Reduction in plasma membrane ATPase activity of tomato roots by salt stress

ATPase activity was characterized in a plasma membrane-enriched fraction isolated from tomato (Lycopersicon exculentum Mill., cv. Heinz 1350) roots grown in the absence or presence of salinity stress (-4 bars, 60 mM NaCl plus 12 mM CaCl₂). The enzyme exhibited the following properties in both non-stressed and salt-stressed roots: (1) activated by divalent cations (Mg²⁺ ≻ Mn²⁺ ≻ Co²⁺ ≻ Ni²⁺ ≻ Ca²⁺ ≻ Zn²⁺) and further stimulated by monovalent cations (Na⁺ = K⁺ ≻ Rb⁺ ≻ Li⁺); (2) pH optima for Mg²⁺ activation and KCl-stimulation of 7.0 and 6.5, respectively; (3) selective for Mg²⁺-ATP as substrate; (4) sensitive to N,N′-dicyclohexylcarbodiimide and vanadate but insensitive to azide and oligomycin; (5) not stimulated synergistically by Na⁺ plus K⁺. Exposing roots to salt-stress altered the kinetics of Mg²⁺-ATPase activity.
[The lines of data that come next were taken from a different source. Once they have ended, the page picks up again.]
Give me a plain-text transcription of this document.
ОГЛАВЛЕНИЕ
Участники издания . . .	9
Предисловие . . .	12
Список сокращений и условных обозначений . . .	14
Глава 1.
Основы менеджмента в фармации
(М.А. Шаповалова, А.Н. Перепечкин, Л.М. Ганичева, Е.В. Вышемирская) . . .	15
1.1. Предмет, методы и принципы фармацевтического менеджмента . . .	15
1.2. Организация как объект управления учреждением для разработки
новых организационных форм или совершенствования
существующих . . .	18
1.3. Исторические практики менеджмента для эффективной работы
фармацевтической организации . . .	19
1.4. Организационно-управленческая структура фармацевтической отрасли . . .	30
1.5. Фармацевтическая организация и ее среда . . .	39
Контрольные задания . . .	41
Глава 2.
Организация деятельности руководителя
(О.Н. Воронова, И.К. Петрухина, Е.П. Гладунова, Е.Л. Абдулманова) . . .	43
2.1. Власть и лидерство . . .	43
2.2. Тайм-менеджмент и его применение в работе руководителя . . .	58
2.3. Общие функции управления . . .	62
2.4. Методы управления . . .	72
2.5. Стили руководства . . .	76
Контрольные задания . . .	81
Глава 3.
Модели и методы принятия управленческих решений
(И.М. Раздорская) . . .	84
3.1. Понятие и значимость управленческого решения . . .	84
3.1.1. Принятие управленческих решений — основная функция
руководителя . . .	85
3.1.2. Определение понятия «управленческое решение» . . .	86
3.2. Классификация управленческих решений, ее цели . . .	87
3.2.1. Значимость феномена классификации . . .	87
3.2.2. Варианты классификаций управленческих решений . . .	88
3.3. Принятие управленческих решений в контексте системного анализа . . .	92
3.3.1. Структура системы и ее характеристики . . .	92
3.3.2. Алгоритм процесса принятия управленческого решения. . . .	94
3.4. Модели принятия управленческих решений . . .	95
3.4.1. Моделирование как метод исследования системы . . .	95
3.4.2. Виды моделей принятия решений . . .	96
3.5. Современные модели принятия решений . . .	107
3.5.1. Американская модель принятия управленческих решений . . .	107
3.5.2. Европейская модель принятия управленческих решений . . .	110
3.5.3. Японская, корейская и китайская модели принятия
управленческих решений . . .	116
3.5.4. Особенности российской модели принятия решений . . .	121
Simple Michaelis-Menten kinetics were observed when Mg²⁺-ATP was used as substrate for both control and salt-treated roots. Salt-stress had little effect on the apparent K_m for Mg²⁺-ATP. The predominant effect of salt-stress was reduce V_max of Mg²⁺-ATPase activity from 69 μmol P_i (mg protein)^-1 h^-1 in control roots to 39 μmol P_i (mg protein) ^-1 h^-1 in salt-treated roots.